A former member of the Sinn Fein leadership has been put behind bars in Maghaberry Prison after being convicted for an IRA action 30 years ago.
Gerry McGeough is the only republican to be jailed for historical crimes since the 1998 Good Friday Agreement. On Friday, he was convicted of IRA membership and of attempting to kill a member of the British Army’s Ulster Defence Regiment in 1981.
Mr McGeough, a former Sinn Fein ard comhairle [leadership] member, was arrested in 2007 at the Fermanagh and South Tyrone Assembly election count. He had stood as an independent, reformist republican candidate.
There was a tense atmosphere outside Belfast Crown Court on Friday as heavily armed PSNI riot police gathered in an adjacent room awaiting the judgement. McGeough’s supporters packed the public gallery.
Prominent Tyrone republican Brian Arthurs, Danny McBrearty of the Republican Network for Unity, John McDonagh of the US-based Irish Freedom Committee, and former Sinn Fein politicians, councillor Barry Monteith and Assembly member Gerry McHugh, were present.
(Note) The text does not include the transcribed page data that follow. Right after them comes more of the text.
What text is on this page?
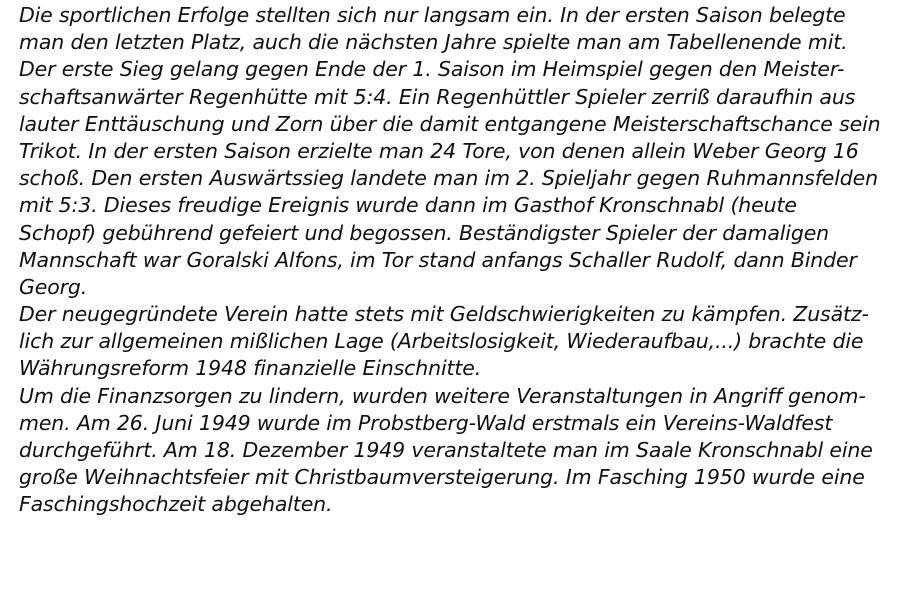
Die sportlichen Erfolge stellten sich nur langsam ein. In der ersten Saison belegte
man den letzten Platz, auch die nächsten Jahre spielte man am Tabellenende mit.
Der erste Sieg gelang gegen Ende der 1. Saison im Heimspiel gegen den Meister-
schaftsanwärter Regenhütte mit 5:4. Ein Regenhüttler Spieler zerriß daraufhin aus
lauter Enttäuschung und Zorn über die damit entgangene Meisterschaftschance sein
Trikot. In der ersten Saison erzielte man 24 Tore, von denen allein Weber Georg 16
schoß. Den ersten Auswärtssieg landete man im 2. Spieljahr gegen Ruhmannsfelden
mit 5:3. Dieses freudige Ereignis wurde dann im Gasthof Kronschnabl (heute
Schopf) gebührend gefeiert und begossen. Beständigster Spieler der damaligen
Mannschaft war Goralski Alfons, im Tor stand anfangs Schaller Rudolf, dann Binder
Georg.
Der neugegründete Verein hatte stets mit Geldschwierigkeiten zu kämpfen. Zusätz-
lich zur allgemeinen mißlichen Lage (Arbeitslosigkeit, Wiederaufbau,...) brachte die
Währungsreform 1948 finanzielle Einschnitte.
Um die Finanzsorgen zu lindern, wurden weitere Veranstaltungen in Angriff genom-
men. Am 26. Juni 1949 wurde im Probstberg-Wald erstmals ein Vereins-Waldfest
durchgeführt. Am 18. Dezember 1949 veranstaltete man im Saale Kronschnabl eine
große Weihnachtsfeier mit Christbaumversteigerung. Im Fasching 1950 wurde eine
Faschingshochzeit abgehalten.
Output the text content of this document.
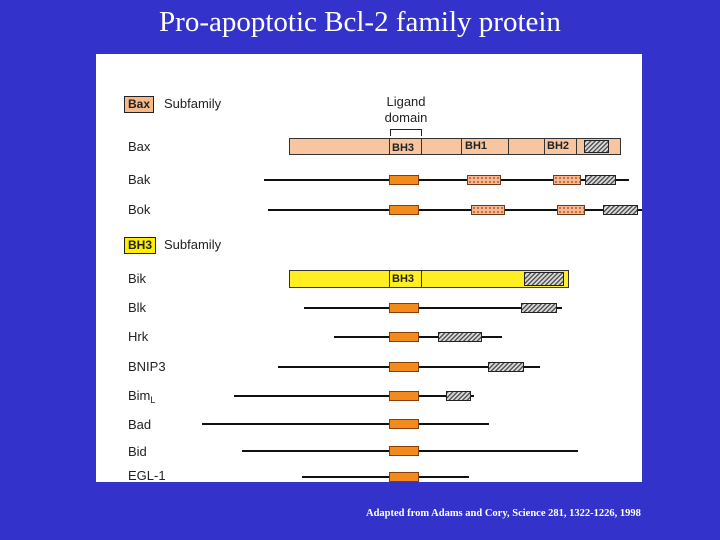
Pro-apoptotic Bcl-2 family protein
Bax	Subfamily	Ligand
domain
Bax	BH3	BH1	BH2
Bak
Bok
BH3 Subfamily
Bik	BH3
Blk
Hrk
BNIP3
Bim$_L$
Bad
Bid
EGL-1
Adapted from Adams and Cory, Science 281, 1322-1226, 1998
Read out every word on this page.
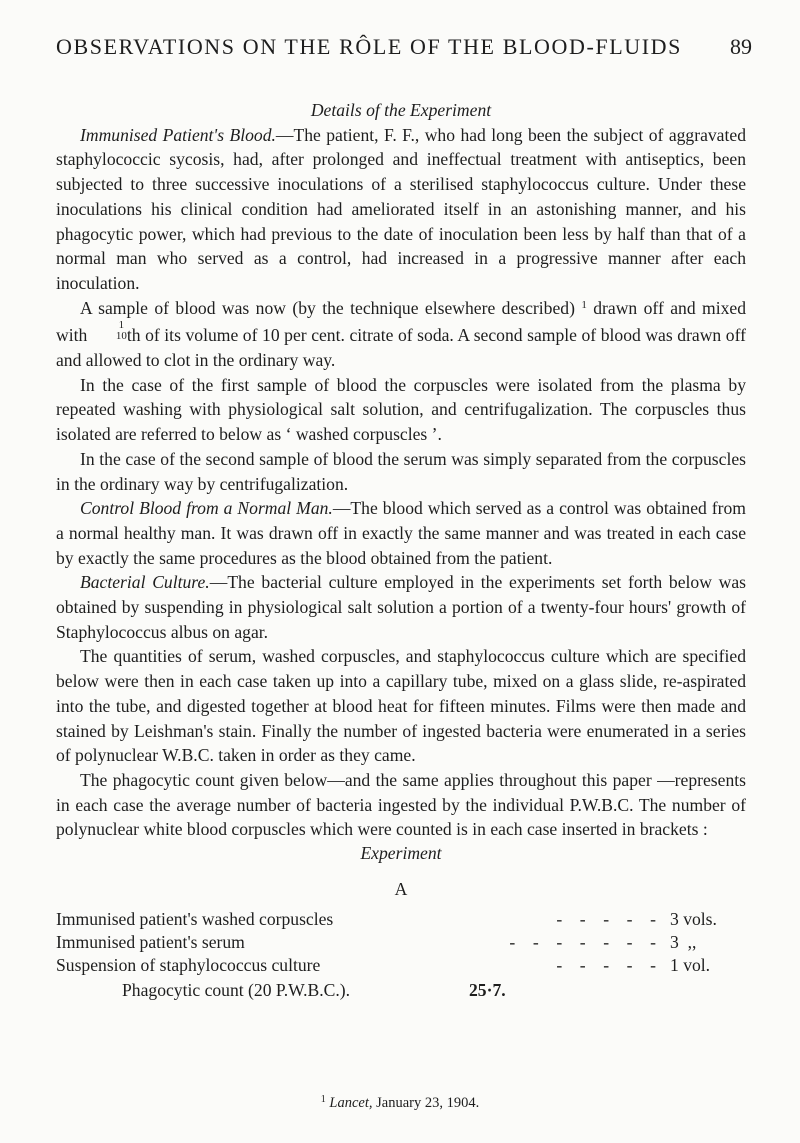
OBSERVATIONS ON THE RÔLE OF THE BLOOD-FLUIDS 89
Details of the Experiment

Immunised Patient's Blood.—The patient, F. F., who had long been the subject of aggravated staphylococcic sycosis, had, after prolonged and ineffectual treatment with antiseptics, been subjected to three successive inoculations of a sterilised staphylococcus culture. Under these inoculations his clinical condition had ameliorated itself in an astonishing manner, and his phagocytic power, which had previous to the date of inoculation been less by half than that of a normal man who served as a control, had increased in a progressive manner after each inoculation.

A sample of blood was now (by the technique elsewhere described) $^1$ drawn off and mixed with	1
10 th of its volume of 10 per cent. citrate of soda. A second sample of blood was drawn off and allowed to clot in the ordinary way.

In the case of the first sample of blood the corpuscles were isolated from the plasma by repeated washing with physiological salt solution, and centrifugalization. The corpuscles thus isolated are referred to below as ‘ washed corpuscles ’.

In the case of the second sample of blood the serum was simply separated from the corpuscles in the ordinary way by centrifugalization.

Control Blood from a Normal Man.—The blood which served as a control was obtained from a normal healthy man. It was drawn off in exactly the same manner and was treated in each case by exactly the same procedures as the blood obtained from the patient.

Bacterial Culture.—The bacterial culture employed in the experiments set forth below was obtained by suspending in physiological salt solution a portion of a twenty-four hours' growth of Staphylococcus albus on agar.

The quantities of serum, washed corpuscles, and staphylococcus culture which are specified below were then in each case taken up into a capillary tube, mixed on a glass slide, re-aspirated into the tube, and digested together at blood heat for fifteen minutes. Films were then made and stained by Leishman's stain. Finally the number of ingested bacteria were enumerated in a series of polynuclear W.B.C. taken in order as they came.

The phagocytic count given below—and the same applies throughout this paper —represents in each case the average number of bacteria ingested by the individual P.W.B.C. The number of polynuclear white blood corpuscles which were counted is in each case inserted in brackets :

Experiment
A
Immunised patient's washed corpuscles	-    -    -    -    - 3 vols.
Immunised patient's serum	-    -    -    -    -    -    - 3  ,,
Suspension of staphylococcus culture	-    -    -    -    - 1 vol.
Phagocytic count (20 P.W.B.C.).	25·7.
$^1$ Lancet, January 23, 1904.
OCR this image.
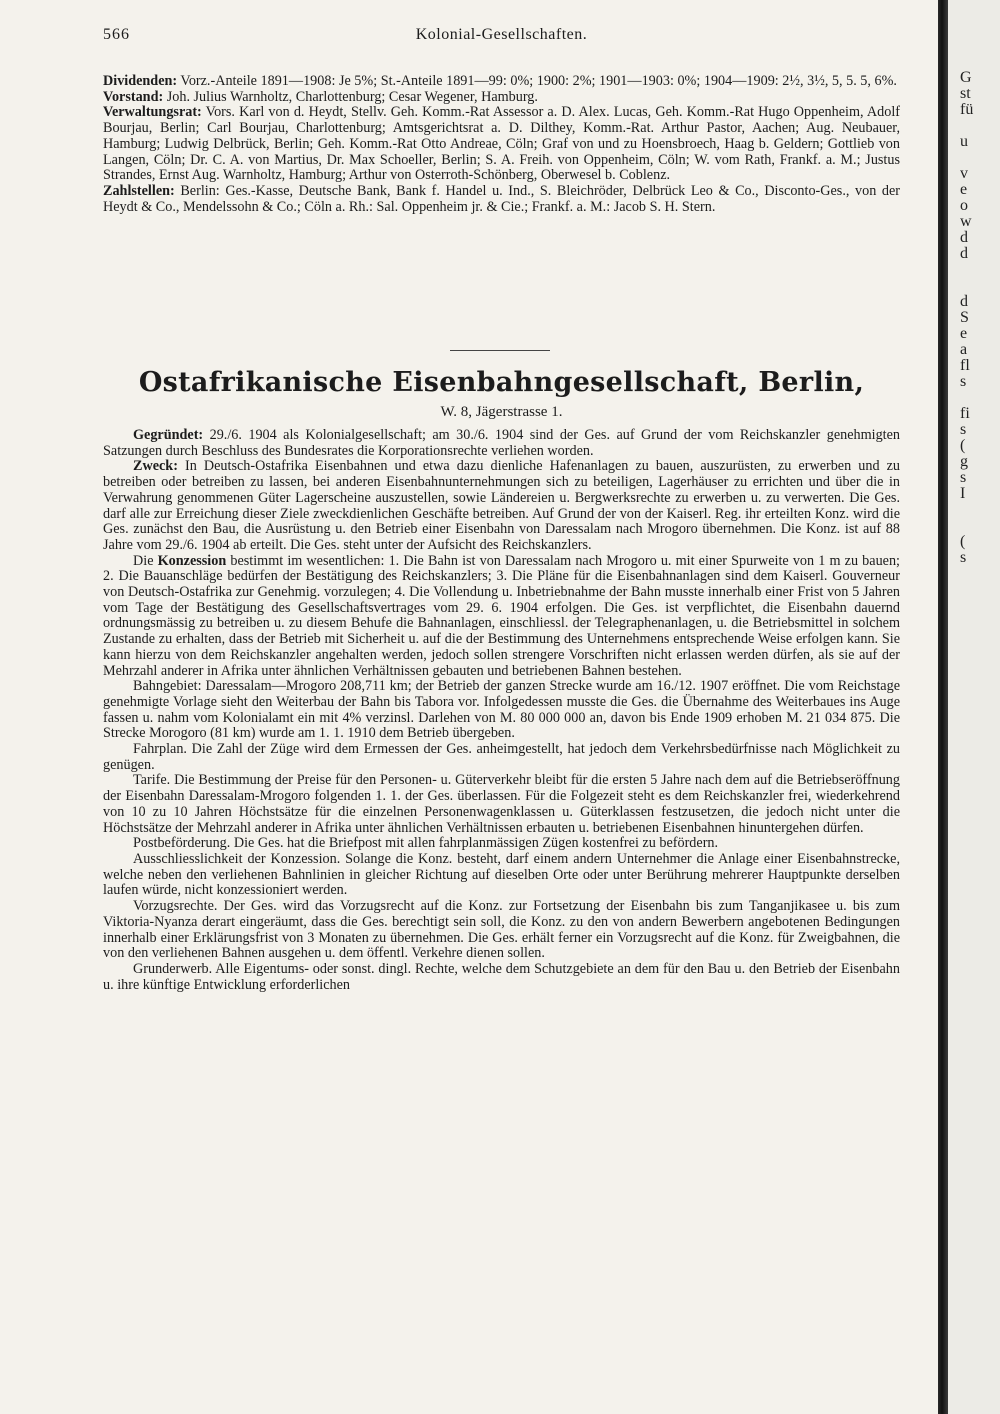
566	Kolonial-Gesellschaften.

Dividenden: Vorz.-Anteile 1891—1908: Je 5%; St.-Anteile 1891—99: 0%; 1900: 2%; 1901—1903: 0%; 1904—1909: 2½, 3½, 5, 5. 5, 6%.

Vorstand: Joh. Julius Warnholtz, Charlottenburg; Cesar Wegener, Hamburg.

Verwaltungsrat: Vors. Karl von d. Heydt, Stellv. Geh. Komm.-Rat Assessor a. D. Alex. Lucas, Geh. Komm.-Rat Hugo Oppenheim, Adolf Bourjau, Berlin; Carl Bourjau, Charlottenburg; Amtsgerichtsrat a. D. Dilthey, Komm.-Rat. Arthur Pastor, Aachen; Aug. Neubauer, Hamburg; Ludwig Delbrück, Berlin; Geh. Komm.-Rat Otto Andreae, Cöln; Graf von und zu Hoensbroech, Haag b. Geldern; Gottlieb von Langen, Cöln; Dr. C. A. von Martius, Dr. Max Schoeller, Berlin; S. A. Freih. von Oppenheim, Cöln; W. vom Rath, Frankf. a. M.; Justus Strandes, Ernst Aug. Warnholtz, Hamburg; Arthur von Osterroth-Schönberg, Oberwesel b. Coblenz.

Zahlstellen: Berlin: Ges.-Kasse, Deutsche Bank, Bank f. Handel u. Ind., S. Bleichröder, Delbrück Leo & Co., Disconto-Ges., von der Heydt & Co., Mendelssohn & Co.; Cöln a. Rh.: Sal. Oppenheim jr. & Cie.; Frankf. a. M.: Jacob S. H. Stern.

Ostafrikanische Eisenbahngesellschaft, Berlin,
W. 8, Jägerstrasse 1.

Gegründet: 29./6. 1904 als Kolonialgesellschaft; am 30./6. 1904 sind der Ges. auf Grund der vom Reichskanzler genehmigten Satzungen durch Beschluss des Bundesrates die Korporationsrechte verliehen worden.

Zweck: In Deutsch-Ostafrika Eisenbahnen und etwa dazu dienliche Hafenanlagen zu bauen, auszurüsten, zu erwerben und zu betreiben oder betreiben zu lassen, bei anderen Eisenbahnunternehmungen sich zu beteiligen, Lagerhäuser zu errichten und über die in Verwahrung genommenen Güter Lagerscheine auszustellen, sowie Ländereien u. Bergwerksrechte zu erwerben u. zu verwerten. Die Ges. darf alle zur Erreichung dieser Ziele zweckdienlichen Geschäfte betreiben. Auf Grund der von der Kaiserl. Reg. ihr erteilten Konz. wird die Ges. zunächst den Bau, die Ausrüstung u. den Betrieb einer Eisenbahn von Daressalam nach Mrogoro übernehmen. Die Konz. ist auf 88 Jahre vom 29./6. 1904 ab erteilt. Die Ges. steht unter der Aufsicht des Reichskanzlers.

Die Konzession bestimmt im wesentlichen: 1. Die Bahn ist von Daressalam nach Mrogoro u. mit einer Spurweite von 1 m zu bauen; 2. Die Bauanschläge bedürfen der Bestätigung des Reichskanzlers; 3. Die Pläne für die Eisenbahnanlagen sind dem Kaiserl. Gouverneur von Deutsch-Ostafrika zur Genehmig. vorzulegen; 4. Die Vollendung u. Inbetriebnahme der Bahn musste innerhalb einer Frist von 5 Jahren vom Tage der Bestätigung des Gesellschaftsvertrages vom 29. 6. 1904 erfolgen. Die Ges. ist verpflichtet, die Eisenbahn dauernd ordnungsmässig zu betreiben u. zu diesem Behufe die Bahnanlagen, einschliessl. der Telegraphenanlagen, u. die Betriebsmittel in solchem Zustande zu erhalten, dass der Betrieb mit Sicherheit u. auf die der Bestimmung des Unternehmens entsprechende Weise erfolgen kann. Sie kann hierzu von dem Reichskanzler angehalten werden, jedoch sollen strengere Vorschriften nicht erlassen werden dürfen, als sie auf der Mehrzahl anderer in Afrika unter ähnlichen Verhältnissen gebauten und betriebenen Bahnen bestehen.

Bahngebiet: Daressalam—Mrogoro 208,711 km; der Betrieb der ganzen Strecke wurde am 16./12. 1907 eröffnet. Die vom Reichstage genehmigte Vorlage sieht den Weiterbau der Bahn bis Tabora vor. Infolgedessen musste die Ges. die Übernahme des Weiterbaues ins Auge fassen u. nahm vom Kolonialamt ein mit 4% verzinsl. Darlehen von M. 80 000 000 an, davon bis Ende 1909 erhoben M. 21 034 875. Die Strecke Morogoro (81 km) wurde am 1. 1. 1910 dem Betrieb übergeben.

Fahrplan. Die Zahl der Züge wird dem Ermessen der Ges. anheimgestellt, hat jedoch dem Verkehrsbedürfnisse nach Möglichkeit zu genügen.

Tarife. Die Bestimmung der Preise für den Personen- u. Güterverkehr bleibt für die ersten 5 Jahre nach dem auf die Betriebseröffnung der Eisenbahn Daressalam-Mrogoro folgenden 1. 1. der Ges. überlassen. Für die Folgezeit steht es dem Reichskanzler frei, wiederkehrend von 10 zu 10 Jahren Höchstsätze für die einzelnen Personenwagenklassen u. Güterklassen festzusetzen, die jedoch nicht unter die Höchstsätze der Mehrzahl anderer in Afrika unter ähnlichen Verhältnissen erbauten u. betriebenen Eisenbahnen hinuntergehen dürfen.

Postbeförderung. Die Ges. hat die Briefpost mit allen fahrplanmässigen Zügen kostenfrei zu befördern.

Ausschliesslichkeit der Konzession. Solange die Konz. besteht, darf einem andern Unternehmer die Anlage einer Eisenbahnstrecke, welche neben den verliehenen Bahnlinien in gleicher Richtung auf dieselben Orte oder unter Berührung mehrerer Hauptpunkte derselben laufen würde, nicht konzessioniert werden.

Vorzugsrechte. Der Ges. wird das Vorzugsrecht auf die Konz. zur Fortsetzung der Eisenbahn bis zum Tanganjikasee u. bis zum Viktoria-Nyanza derart eingeräumt, dass die Ges. berechtigt sein soll, die Konz. zu den von andern Bewerbern angebotenen Bedingungen innerhalb einer Erklärungsfrist von 3 Monaten zu übernehmen. Die Ges. erhält ferner ein Vorzugsrecht auf die Konz. für Zweigbahnen, die von den verliehenen Bahnen ausgehen u. dem öffentl. Verkehre dienen sollen.

Grunderwerb. Alle Eigentums- oder sonst. dingl. Rechte, welche dem Schutzgebiete an dem für den Bau u. den Betrieb der Eisenbahn u. ihre künftige Entwicklung erforderlichen

G
st
fü
u
v
e
o
w
d
d
d
S
e
a
fl
s
fi
s
(
g
s
I
(
s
Sitting without a jury, Justice Stephens cited a 1983 application for political asylum made in Sweden in which Mr McGeough was alleged by Swedish officials as having described himself as having shot a British soldier.
“Long live the Irish nation!” McGeough shouted as he was led from court in handcuffs. He will be sentenced next month. His co-accused, Vincent McAnespie, whose wife Brenda was a Sinn Féin councillor, was acquitted of all charges.
it is widely understood that McGeough is being jailed for his opposition to the political status quo in the Six Counties. He has supported the peace process but opposed the 1998 Good Friday and 2006 St Andrew’s Agreements as “a bad deal for nationalists”.
Speaking to journalists before the court hearing, he pointed to sharp contradictions in his treatment.
“Either the Troubles are over, and a line should be drawn in the sand, or they aren’t. If they aren’t, let everybody be brought before the courts.
“Why is Martin McGuinness not on trial for past IRA membership which he has admitted? Why have the Bloody Sunday soldiers who killed civilians not been charged?”
McGeough said he wasn’t a “dissident” but when asked if he had any remorse for his actions as an IRA Volunteers, he said: “None whatsoever. It’s every person’s patriotic duty to fight for their country.
“I’ve no apologies to make. It’s as a badge of honour to be jailed by the British.”
He also claimed that Sinn Féin held secret talks with him in which it pledged to use its influence to prevent his imprisonment if he supported the peace process. The Tyrone man said Sinn Féin MP Pat Doherty made an offer last autumn during a visit to his home.
“Sinn Féin promised to use its influence to stop me being jailed if I stopped publicly attacking the party. But I believe I will be convicted and imprisoned as Sinn Féin are bit players with no influence.”
Mr McGeough thanked a prominent loyalist and former UVF prisoner William ‘Plum’ Smith who gave evidence at his trial about a ‘secret’ deal to pardon on-the-runs.
“I admire what he did. We were combatants on different sides during the war. But the war is over,” Mr McGeough said.
His lawyer Peter Corrigan last night wrote to the British government’s Northern Ireland Office (NIO) requesting a pardon for his client. As Smith pointed out during the trial, pardons have been discreetly granted to some on-the-run IRA members, allowing them to return home and not face prosecution.
Mr Corrigan said: “The law must be applied consistently. Under the Good Friday Agreement, my client is entitled to the same treatment as others. We will give the NIO a week to grant a pardon.
“If they refuse, we will seek a judicial review on the basis that Mr McGeough hasn’t been treated equally.”